Satria berjalan lesu dengan kepala ditundukkan semakin dalam. Mata melihat sosok punggung yang sudah pergi menuju tempat yang tadi
Membiarkan jarak sebagai penghalang mereka.

Mata Raka langsung tertuju pada sosok perempuan yang kembali hadir di ruangan ini.

"Astari?" panggil laki-laki itu. Raka juga melihat  ada sosok lain di belakang Astari. Dari sorot mata itu, Raka bisa menangkap kesedihan dan kekecewaan.

Maya yang barusan siuman seketika langsung menggerakkan kepala mencari sosok yang sedari tadi ia cari selepas siuman pasca operasi.

"Loh Mbak sudah sadar?" sapa Astari dengan senang menghampiri Mbak Maya yang tengah meringis menahan sakit bekas operasi di perutnya.

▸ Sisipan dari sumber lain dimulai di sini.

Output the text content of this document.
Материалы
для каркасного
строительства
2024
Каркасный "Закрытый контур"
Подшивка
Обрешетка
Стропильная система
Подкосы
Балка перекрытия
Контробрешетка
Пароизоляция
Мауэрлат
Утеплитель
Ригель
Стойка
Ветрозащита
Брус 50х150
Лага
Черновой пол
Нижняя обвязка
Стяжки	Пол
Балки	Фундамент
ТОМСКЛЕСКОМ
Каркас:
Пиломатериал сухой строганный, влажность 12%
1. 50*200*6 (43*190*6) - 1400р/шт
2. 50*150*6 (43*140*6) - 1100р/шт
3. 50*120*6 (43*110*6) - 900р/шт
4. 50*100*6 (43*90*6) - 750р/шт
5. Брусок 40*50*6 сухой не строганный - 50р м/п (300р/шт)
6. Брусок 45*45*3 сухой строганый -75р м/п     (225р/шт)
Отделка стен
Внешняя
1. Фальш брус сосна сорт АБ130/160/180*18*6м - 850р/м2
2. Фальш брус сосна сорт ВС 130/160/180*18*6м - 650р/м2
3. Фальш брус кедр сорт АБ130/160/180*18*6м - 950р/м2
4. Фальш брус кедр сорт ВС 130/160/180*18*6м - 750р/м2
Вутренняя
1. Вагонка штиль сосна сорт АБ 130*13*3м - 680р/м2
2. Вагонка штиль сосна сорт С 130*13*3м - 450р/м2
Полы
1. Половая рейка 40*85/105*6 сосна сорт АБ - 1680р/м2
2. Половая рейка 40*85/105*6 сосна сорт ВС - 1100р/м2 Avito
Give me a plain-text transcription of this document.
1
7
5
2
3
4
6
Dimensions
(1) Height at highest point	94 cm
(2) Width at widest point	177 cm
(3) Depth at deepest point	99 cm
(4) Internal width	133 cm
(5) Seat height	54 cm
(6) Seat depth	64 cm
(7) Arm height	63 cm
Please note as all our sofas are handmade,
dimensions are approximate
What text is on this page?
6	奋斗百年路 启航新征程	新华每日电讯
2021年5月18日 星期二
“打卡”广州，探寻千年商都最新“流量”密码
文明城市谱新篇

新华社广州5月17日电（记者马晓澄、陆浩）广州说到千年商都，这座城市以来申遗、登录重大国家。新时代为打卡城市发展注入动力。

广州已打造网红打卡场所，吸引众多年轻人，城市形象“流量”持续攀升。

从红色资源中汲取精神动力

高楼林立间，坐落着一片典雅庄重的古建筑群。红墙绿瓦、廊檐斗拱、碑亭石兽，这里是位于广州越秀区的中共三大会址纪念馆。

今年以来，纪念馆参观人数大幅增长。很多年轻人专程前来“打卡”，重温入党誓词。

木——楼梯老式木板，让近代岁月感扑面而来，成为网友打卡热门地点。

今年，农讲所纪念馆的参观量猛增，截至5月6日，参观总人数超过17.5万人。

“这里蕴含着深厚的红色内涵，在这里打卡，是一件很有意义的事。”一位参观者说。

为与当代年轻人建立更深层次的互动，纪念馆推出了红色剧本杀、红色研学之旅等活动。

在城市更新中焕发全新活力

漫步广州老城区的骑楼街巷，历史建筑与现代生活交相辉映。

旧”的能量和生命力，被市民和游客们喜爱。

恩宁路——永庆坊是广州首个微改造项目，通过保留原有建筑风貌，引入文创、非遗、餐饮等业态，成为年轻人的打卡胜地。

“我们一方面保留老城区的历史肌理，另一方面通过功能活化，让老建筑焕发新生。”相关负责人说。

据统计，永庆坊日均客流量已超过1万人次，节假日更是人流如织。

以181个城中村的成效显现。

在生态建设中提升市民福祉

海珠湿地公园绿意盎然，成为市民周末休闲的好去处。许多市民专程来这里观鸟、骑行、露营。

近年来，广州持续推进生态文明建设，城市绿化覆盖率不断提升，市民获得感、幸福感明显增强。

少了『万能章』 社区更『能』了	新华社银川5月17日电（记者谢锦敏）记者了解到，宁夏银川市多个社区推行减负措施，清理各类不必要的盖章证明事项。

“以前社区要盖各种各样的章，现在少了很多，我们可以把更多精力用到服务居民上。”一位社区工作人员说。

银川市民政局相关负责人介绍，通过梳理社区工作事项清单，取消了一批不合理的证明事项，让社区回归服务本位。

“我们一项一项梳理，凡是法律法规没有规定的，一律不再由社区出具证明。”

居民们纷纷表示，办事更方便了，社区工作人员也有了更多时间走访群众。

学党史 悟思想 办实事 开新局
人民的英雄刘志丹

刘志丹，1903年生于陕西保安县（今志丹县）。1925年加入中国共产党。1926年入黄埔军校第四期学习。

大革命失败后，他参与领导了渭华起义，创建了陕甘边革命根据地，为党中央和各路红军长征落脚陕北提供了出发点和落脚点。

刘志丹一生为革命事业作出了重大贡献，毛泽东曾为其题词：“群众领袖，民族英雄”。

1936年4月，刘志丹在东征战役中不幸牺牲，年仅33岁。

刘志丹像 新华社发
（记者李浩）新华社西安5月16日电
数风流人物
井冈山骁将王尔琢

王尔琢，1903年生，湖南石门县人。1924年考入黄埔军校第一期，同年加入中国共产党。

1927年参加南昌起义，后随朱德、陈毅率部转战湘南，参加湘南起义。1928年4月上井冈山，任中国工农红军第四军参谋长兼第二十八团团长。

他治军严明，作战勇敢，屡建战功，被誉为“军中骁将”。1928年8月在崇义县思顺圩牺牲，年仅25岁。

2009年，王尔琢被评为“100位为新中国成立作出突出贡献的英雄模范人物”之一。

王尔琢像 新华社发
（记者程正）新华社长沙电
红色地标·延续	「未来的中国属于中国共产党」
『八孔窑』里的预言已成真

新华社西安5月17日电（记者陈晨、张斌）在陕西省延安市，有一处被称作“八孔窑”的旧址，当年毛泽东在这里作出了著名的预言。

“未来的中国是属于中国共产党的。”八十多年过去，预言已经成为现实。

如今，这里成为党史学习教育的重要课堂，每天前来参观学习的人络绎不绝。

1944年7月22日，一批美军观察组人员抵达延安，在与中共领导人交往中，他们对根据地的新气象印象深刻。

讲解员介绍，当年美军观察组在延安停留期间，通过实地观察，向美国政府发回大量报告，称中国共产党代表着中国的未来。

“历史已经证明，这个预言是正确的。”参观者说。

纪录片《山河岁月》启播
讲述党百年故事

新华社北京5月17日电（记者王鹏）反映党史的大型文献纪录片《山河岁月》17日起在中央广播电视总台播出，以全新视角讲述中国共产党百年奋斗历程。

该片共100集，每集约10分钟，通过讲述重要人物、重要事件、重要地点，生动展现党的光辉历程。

"Iya, kata Mas Raka kamu pulang?"

Astari langsung mengambil bayi dari pelukan Raka kemudian digendongnya kembali sambil diciumi pipi mungil putih itu.

"Tas aku masih ada di sini." Mata Astari melirik tas miliknya yang berdekatan dengan tas baby di pojok kamar sini.

"Tari, itu?" tukas Raka sambil mengarahkan pandangannya ke arah Satria yang masih berdiri dekat pintu ruangan ini.

"Biarkan saja," balas Astari enggan melihat sana. Ia lebih bahagia bersama apa yang ada di pelukannya.

"Ajak dia masuk!" perintah Raka dengan tatapan yang masih tertuju pada pintu.

Maya tertarik dengan pembicaraan Astari dan Raka, pelan-pelan sedikit mengangkat kepala dan terkejut melihat sosok laki-laki yang sama sekali tak ia kenal.

"Siapa?" tanya Maya sambil mengusap perut dengan hati-hati.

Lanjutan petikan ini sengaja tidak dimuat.